También sabemos que, si bien, los problemas de salud mental afectan a la sociedad en su totalidad, puesto que se trata de impactos negativos que repercuten en el ánimo colectivo debido a la interdependencia humana; no obstante, hay que tener claridad de que las consecuencias de estos fenómenos sociales son sufridos de manera distinta, según sea el género, la clase, la etnia, la diversidad sexual y otros factores humanos. “No hay grupo humano inmune, empero el riesgo es más alto en los pobres, los sin techo, el desempleado, en las personas con poco nivel de escolaridad, las víctimas de la violencia, los migrantes y refugiados, las poblaciones indígenas, las mujeres maltratadas y el anciano abandonado” . Tal situación y panorama no parece estar en la conciencia de quienes dirigen y deciden la cosa pública, corriéndose el riesgo de impedirnos, como sociedad, soñar con una convivencia más humana y digna.

 

En El Salvador se ha avanzado en el diseño e implementación de programas de protección de la salud mental en situaciones de desastre, sin embargo, la pandemia actual trasciende lo actualmente normado.

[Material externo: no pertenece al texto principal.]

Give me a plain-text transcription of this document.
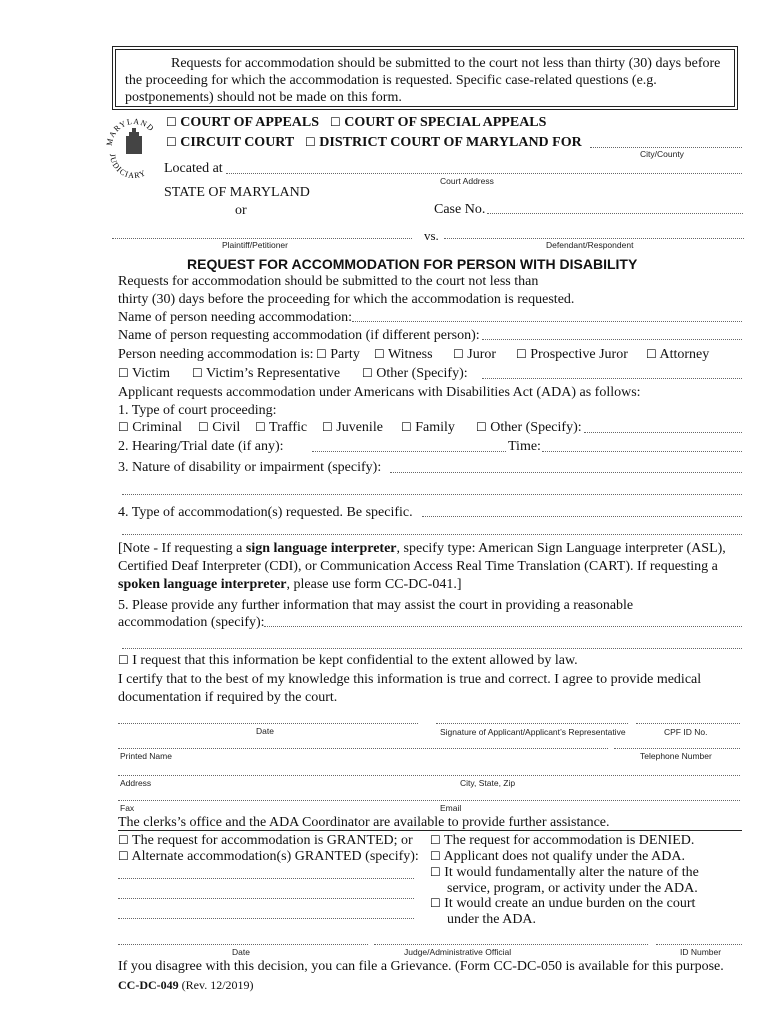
Requests for accommodation should be submitted to the court not less than thirty (30) days before the proceeding for which the accommodation is requested. Specific case-related questions (e.g. postponements) should not be made on this form.
MARYLAND
JUDICIARY
☐ COURT OF APPEALS ☐ COURT OF SPECIAL APPEALS
☐ CIRCUIT COURT ☐ DISTRICT COURT OF MARYLAND FOR
City/County
Located at
Court Address
STATE OF MARYLAND
or	Case No.
vs.
Plaintiff/Petitioner	Defendant/Respondent
REQUEST FOR ACCOMMODATION FOR PERSON WITH DISABILITY
Requests for accommodation should be submitted to the court not less than
thirty (30) days before the proceeding for which the accommodation is requested.
Name of person needing accommodation:
Name of person requesting accommodation (if different person):
Person needing accommodation is: ☐ Party ☐ Witness ☐ Juror ☐ Prospective Juror ☐ Attorney
☐ Victim ☐ Victim’s Representative ☐ Other (Specify):
Applicant requests accommodation under Americans with Disabilities Act (ADA) as follows:
1. Type of court proceeding:
☐ Criminal ☐ Civil ☐ Traffic ☐ Juvenile ☐ Family ☐ Other (Specify):
2. Hearing/Trial date (if any):	Time:
3. Nature of disability or impairment (specify):
4. Type of accommodation(s) requested. Be specific.
[Note - If requesting a sign language interpreter, specify type: American Sign Language interpreter (ASL),
Certified Deaf Interpreter (CDI), or Communication Access Real Time Translation (CART). If requesting a
spoken language interpreter, please use form CC-DC-041.]
5. Please provide any further information that may assist the court in providing a reasonable
accommodation (specify):
☐ I request that this information be kept confidential to the extent allowed by law.
I certify that to the best of my knowledge this information is true and correct. I agree to provide medical
documentation if required by the court.
Date	Signature of Applicant/Applicant’s Representative	CPF ID No.
Printed Name	Telephone Number
Address	City, State, Zip
Fax	Email
The clerks’s office and the ADA Coordinator are available to provide further assistance.
☐ The request for accommodation is GRANTED; or
☐ Alternate accommodation(s) GRANTED (specify):
☐ The request for accommodation is DENIED.
☐ Applicant does not qualify under the ADA.
☐ It would fundamentally alter the nature of the
service, program, or activity under the ADA.
☐ It would create an undue burden on the court
under the ADA.
Date	Judge/Administrative Official	ID Number
If you disagree with this decision, you can file a Grievance. (Form CC-DC-050 is available for this purpose.
CC-DC-049 (Rev. 12/2019)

Se requiere, ante todo, que el sistema de salud entienda que la salud mental es un pilar central para el bienestar general de toda la población, y que una política de salud mental no debe entenderse solo para atender trastornos mentales. La salud mental comunitaria debe ser promovida como factor de prevención y desarrollo y estar entre las prioridades sanitarias mejor atendidas. Este es el gran desafío, asumirlo requiere responsabilidad no solo del gobierno, principal responsable, sino también de todas las instancias de la sociedad civil vinculadas a este problema. Sin duda, las universidades y organismos no gubernamentales, especializados en este tema, también pueden y deben ofrecer ideas y aportar estrategias en la atención y prevención de nuestra salud mental.

 

1. Definición contenida en la Constitución de la OMS, que entró en vigor el 7 de abril de 1948.

 

2. OMS (2004). Invertir en Salud Mental. Ginebra, Suiza. Departamento de Salud Mental y Abuso de Sustancias.

 

3. Rodríguez JJ, Barrett T, Narváez S, Caldas JM, Levav I, Saxena S. Sistemas de salud mental en El Salvador, Guatemala y Nicaragua: resultados de una evaluación mediante el WHO-AIMS. Rev Panam Salud Publica. 2007;22(5):348–57.

 

4. OMS (2004). Invertir en Salud Mental. Ginebra, Suiza. Departamento de Salud Mental y Abuso de Sustancias. San Salvador, 15 de julio del 2020.